Irritiert hörten wir auf zu streiten und schauten fasziniert zu. Ewig hatte ich keinen so schönen Film gesehen. Ruhe und Einfachheit, das pure, reine Leben. Mal kochte sie Pasta, dann gab es Fisch. An manchen Tagen schaute sie aus dem Fenster, als würde sie sich verabschieden aus diesem Jahrhundert. Sie hatte fast 100 Jahre lang die Welt gesehen. Krieg und Verwüstungen, die Mondlandung und den Mauerfall. Und die 64. Nachkriegsregierung Italiens. Wenn sie die Nachrichten hörte, wurde es laut, der Ton wurde auf die maximale Lautstärke gestellt. Ein Weilchen ging es um Attentate, Überschwemmungen, Korruption. Dann war wieder Stille. Die Nachrichten waren zu Ende, Tante hatte den Fernseher ausgeschaltet. Ein Meisterwerk.

Marcel Proust wäre glücklich, diese Langzeitstudie hatte viel von Auf der Suche nach der verlorenen Zeit.

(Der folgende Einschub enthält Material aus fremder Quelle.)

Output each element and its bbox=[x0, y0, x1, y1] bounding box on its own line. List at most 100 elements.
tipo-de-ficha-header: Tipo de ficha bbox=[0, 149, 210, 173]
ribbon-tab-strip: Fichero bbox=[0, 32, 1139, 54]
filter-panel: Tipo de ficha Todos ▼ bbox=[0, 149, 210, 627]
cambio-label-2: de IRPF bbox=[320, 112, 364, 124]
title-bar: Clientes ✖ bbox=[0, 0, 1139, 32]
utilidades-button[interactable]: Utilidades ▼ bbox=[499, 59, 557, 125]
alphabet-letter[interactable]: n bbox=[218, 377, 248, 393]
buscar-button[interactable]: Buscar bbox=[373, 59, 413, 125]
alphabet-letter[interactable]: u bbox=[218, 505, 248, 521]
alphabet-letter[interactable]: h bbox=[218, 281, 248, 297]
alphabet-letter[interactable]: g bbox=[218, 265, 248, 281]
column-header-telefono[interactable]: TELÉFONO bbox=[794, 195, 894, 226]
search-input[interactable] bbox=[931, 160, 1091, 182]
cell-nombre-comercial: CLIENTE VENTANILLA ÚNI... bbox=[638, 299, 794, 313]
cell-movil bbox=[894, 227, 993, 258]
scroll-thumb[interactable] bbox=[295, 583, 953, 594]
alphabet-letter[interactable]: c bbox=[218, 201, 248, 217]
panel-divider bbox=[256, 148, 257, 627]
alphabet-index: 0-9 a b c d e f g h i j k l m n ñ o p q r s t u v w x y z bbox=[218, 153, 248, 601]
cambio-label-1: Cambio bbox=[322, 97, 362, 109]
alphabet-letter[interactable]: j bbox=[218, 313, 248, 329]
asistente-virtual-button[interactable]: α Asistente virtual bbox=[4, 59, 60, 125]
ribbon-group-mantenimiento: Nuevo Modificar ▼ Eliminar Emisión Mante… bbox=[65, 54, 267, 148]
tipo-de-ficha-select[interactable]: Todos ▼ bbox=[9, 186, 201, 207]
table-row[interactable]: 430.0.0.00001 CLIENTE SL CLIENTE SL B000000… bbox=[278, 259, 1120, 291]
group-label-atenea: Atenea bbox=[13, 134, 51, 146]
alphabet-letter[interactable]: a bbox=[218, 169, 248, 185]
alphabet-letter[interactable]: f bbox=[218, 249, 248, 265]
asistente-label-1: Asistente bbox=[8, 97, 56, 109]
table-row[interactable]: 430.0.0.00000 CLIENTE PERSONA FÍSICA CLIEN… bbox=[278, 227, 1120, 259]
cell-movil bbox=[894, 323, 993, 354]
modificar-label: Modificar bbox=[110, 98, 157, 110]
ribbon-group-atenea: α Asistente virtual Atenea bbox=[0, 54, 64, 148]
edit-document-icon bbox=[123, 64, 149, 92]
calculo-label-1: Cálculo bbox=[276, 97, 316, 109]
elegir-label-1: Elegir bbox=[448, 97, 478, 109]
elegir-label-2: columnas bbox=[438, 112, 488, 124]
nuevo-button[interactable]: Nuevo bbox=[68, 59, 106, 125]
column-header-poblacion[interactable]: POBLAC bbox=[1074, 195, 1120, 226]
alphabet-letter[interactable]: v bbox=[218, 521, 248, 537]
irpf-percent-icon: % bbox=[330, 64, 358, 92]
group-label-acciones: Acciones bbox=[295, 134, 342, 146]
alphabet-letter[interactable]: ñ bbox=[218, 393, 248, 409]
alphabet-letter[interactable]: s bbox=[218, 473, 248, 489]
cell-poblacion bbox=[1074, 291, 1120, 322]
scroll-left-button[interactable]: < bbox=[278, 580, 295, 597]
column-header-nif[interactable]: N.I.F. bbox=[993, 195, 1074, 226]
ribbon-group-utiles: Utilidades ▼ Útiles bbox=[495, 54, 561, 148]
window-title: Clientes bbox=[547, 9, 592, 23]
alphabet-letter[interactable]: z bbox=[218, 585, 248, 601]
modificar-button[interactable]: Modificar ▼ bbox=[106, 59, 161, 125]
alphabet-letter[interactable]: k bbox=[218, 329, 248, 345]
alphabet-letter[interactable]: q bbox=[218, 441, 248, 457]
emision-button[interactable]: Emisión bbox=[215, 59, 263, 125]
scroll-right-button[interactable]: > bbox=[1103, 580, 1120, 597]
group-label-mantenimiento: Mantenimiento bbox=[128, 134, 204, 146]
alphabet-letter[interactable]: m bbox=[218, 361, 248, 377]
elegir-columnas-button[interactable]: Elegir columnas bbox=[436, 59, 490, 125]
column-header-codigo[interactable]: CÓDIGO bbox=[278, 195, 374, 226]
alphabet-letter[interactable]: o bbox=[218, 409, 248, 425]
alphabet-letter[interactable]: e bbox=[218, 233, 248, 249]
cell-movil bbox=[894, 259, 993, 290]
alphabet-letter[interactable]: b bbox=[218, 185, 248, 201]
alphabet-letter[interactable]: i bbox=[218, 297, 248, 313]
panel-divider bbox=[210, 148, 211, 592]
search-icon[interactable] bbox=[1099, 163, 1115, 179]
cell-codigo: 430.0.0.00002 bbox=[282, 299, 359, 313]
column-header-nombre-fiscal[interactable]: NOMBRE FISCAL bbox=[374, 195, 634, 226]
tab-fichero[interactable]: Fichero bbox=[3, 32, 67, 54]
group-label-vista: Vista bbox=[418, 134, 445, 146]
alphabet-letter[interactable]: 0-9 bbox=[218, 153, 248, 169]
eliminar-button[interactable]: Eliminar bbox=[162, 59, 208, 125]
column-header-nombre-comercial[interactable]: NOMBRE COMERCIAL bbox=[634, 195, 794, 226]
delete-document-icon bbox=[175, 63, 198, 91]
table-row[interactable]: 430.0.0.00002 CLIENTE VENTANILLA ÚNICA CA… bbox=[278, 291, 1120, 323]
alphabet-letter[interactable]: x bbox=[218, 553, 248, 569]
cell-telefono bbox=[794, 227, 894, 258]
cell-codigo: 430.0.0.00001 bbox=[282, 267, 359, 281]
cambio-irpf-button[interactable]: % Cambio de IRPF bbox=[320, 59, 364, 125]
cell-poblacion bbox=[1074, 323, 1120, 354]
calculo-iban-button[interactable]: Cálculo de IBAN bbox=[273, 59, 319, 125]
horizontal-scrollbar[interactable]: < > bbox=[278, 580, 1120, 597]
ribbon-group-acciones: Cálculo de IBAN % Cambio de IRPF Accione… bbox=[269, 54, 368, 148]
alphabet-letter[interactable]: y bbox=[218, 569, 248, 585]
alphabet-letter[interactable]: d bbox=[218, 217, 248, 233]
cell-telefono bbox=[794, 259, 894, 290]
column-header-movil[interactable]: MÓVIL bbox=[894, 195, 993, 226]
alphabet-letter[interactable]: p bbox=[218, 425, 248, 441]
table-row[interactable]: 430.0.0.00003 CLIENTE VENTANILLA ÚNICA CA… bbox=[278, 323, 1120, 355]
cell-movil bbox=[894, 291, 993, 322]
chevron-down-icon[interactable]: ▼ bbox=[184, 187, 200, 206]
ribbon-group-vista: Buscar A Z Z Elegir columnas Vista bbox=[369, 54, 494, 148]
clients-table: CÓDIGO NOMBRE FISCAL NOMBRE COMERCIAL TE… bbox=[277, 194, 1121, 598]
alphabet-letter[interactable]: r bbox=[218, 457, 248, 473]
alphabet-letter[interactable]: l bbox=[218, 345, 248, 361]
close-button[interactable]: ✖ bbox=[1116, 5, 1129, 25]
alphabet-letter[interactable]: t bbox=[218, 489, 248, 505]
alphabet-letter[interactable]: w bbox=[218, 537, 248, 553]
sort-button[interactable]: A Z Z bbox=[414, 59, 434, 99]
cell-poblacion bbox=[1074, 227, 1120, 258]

Stundenlang schauten Antonio und ich dem Leben zu. Alltag in seiner reinsten Form. Die Tante war inzwischen auf dem Stuhl eingeschlafen.

Antonio hat mir das Video geschenkt, ich habe ihm ein bisschen Geld gegeben, und am späten Abend haben wir uns verabschiedet.

Ich bin mir unsicher, ob ich das Material bei einem Filmfestival einreichen möchte. Tante aber ist sich sicher, dass wir weiter hätten filmen sollen, die Verbrecher wären sicher noch gekommen. Vielleicht machen wir das ja noch. Das gäbe einen wirklich schönen Dreiteiler.